La Prose de la
gare
Ce texte a été traduit
à l'occasion de la soirée des Voisins
inconnus du 1er juin 2003
à Genève. Pour en savoir plus sur ce programme
de lectures-spectacles autour de l'échange littéraire,
cliquez sur http://www.culturactif.ch/vieculturelle/cesvoisinsinconnus.htm
L'orgue
(...)
De précédents constructeurs de la gare avaient
projeté d'installer sur le toit de la halle, sur une
chaise de clocher spécialement fabriquée, une
puissante cloche qui aurait noirci sous l'effet de la suie.
Avec ses coups sombres, elle aurait dû sonner tous les
bruits crépusculaires, elle aurait dû assouplir
toutes les lignes de l'horizon et les ramener à elle,
toute la ville l'aurait entourée.

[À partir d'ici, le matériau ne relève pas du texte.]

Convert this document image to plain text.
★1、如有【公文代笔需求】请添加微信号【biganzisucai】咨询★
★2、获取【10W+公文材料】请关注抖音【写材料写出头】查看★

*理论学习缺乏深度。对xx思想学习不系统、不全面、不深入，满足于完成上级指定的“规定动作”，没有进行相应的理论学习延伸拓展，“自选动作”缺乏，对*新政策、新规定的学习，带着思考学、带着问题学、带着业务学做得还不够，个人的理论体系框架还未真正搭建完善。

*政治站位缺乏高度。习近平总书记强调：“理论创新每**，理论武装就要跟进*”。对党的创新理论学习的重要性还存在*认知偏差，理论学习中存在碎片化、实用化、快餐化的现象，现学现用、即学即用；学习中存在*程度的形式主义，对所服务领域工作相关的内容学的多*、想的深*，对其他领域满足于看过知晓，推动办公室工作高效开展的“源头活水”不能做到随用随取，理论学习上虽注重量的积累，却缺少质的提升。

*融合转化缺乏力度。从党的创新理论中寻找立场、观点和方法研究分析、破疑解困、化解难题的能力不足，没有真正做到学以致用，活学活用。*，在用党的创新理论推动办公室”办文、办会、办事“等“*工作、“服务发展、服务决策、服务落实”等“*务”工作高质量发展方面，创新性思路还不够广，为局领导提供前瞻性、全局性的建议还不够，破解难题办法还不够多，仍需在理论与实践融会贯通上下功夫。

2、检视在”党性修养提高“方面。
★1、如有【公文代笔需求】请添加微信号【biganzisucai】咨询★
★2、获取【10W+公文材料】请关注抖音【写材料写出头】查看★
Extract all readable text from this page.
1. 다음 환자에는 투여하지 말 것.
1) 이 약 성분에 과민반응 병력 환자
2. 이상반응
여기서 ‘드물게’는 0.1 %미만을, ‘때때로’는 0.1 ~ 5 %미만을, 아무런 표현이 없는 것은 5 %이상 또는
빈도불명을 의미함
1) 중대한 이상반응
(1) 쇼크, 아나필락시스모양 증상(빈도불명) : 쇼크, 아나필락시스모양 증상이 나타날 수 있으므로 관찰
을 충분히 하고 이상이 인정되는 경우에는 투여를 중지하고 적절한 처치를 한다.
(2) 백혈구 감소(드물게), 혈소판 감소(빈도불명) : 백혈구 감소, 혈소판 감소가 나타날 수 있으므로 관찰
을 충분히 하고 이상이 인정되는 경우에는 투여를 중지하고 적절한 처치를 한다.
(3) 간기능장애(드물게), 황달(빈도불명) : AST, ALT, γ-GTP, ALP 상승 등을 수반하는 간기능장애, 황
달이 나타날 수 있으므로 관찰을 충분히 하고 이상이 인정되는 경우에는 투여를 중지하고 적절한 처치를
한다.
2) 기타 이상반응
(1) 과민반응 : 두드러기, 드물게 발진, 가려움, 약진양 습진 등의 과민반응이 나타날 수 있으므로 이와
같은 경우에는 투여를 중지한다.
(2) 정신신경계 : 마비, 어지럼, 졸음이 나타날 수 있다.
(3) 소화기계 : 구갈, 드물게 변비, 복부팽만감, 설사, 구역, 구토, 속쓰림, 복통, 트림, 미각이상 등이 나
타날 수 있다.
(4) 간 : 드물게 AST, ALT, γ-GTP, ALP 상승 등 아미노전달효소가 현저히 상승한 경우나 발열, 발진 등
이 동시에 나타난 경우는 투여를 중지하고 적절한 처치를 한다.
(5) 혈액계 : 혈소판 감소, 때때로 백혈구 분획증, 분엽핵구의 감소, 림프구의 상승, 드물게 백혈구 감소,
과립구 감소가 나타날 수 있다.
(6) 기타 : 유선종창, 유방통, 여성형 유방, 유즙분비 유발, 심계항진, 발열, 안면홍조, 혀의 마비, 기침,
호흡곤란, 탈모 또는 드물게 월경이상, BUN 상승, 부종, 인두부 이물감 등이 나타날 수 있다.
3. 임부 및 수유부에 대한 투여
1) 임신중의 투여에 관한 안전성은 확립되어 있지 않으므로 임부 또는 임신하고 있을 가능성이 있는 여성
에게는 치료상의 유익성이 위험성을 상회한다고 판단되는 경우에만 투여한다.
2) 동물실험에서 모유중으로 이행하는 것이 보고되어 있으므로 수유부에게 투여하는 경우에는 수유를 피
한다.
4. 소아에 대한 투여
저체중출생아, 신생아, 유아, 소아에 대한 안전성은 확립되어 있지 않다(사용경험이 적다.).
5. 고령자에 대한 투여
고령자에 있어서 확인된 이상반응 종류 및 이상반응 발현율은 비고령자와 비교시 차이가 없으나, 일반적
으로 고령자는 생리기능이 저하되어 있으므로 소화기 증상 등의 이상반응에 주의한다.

Selon les premiers
calculs, la-dite cloche était tellement lourde qu'elle
ne pouvait être transportée, elle avait dû
être coulée et montée sur place. Le manteau
s'est avéré encore plus pesant que prévu,
il s'enfonça pendant la fonte, précipita dans
les profondeurs des rails et des parties encore molles de
l'ouvrage. Une fois la masse brûlante enterrée,
elle s'enfonça toujours plus profondément. Elle
n'a été rafraîchie qu'au niveau de la
nappe phréatique où elle a été
laissée et oubliée. En est restée cette
découverte que seuls des buts communs et supérieurs
sont à même d'ouvrir nos toits. Lorsque le train
a été électrifié, que la halle
a pu être libérée des rails, qu'il ne
fallait plus avaler de la fumée, les maîtres
d'ouvrage ont secrètement commencé à
transformer la chaise de clocher vide, un instrument y est
prétendument installé que nous appelons orgue
domestique. Des volets peuvent être ouverts au niveau
des murs et des toits qui laissent pénétrer
sons et bruits provenant des bouches des putti et des gueules
des lions. L'orgue domestique peut produire des sons si bas
qu'ils ne sont pas perceptibles à l'oreille humaine,
il imite le vent et le tonnerre, le temps et l'eau, les mots
et les vagues, le mugissement des océans. La cloche
noire a été retrouvée lorsque l'on a
repoussé plus profondément les fleuves souterrains,
elle avait été depuis longtemps purifiée
par l'eau, avait ainsi pu être terminée sous
terre, polie et pompeusement entourée d'une protection.
Elle est, croit-on, celle qui donne la mesure du temps, qui
salue la première seconde d'une nouvelle année
par un coup de cloche dont le son se répercute dans
tout le bâtiment. Aucun passant n'a jamais vu d'orgue
ni de cloche, on ignore s'il ne s'agit pas seulement de nouveaux
fantômes de la gare, de quelque façon qu'ils
apparaissent lorsque l'on s'attarde plus longuement dans la
halle.
(...)
Le « bordun » - c'est ainsi
que se nomme le plus gros tuyau - donne le ton de base. Auparavant,
il résonnait en bourdonnant car le plafond était
trop bas, les ondes revenaient, on entendait surtout la quinte,
dominante, le ton de base, lui, était étouffé,
il pouvait à peine être utilisé. Une cheminée
a alors été aménagée au travers
du plafond et l'on raconte que la seule sortie de la gare
passait par-là. La cheminée doit être
constamment nettoyée car les fuyards sont rattrapés
par le « bordun », ils retombent dans le tuyau
et meurent là, pitoyablement. Personne ne souhaite
imaginer ce que subit un homme malaxé et foulé
par le son. La base du tuyau est quotidiennement vérifiée.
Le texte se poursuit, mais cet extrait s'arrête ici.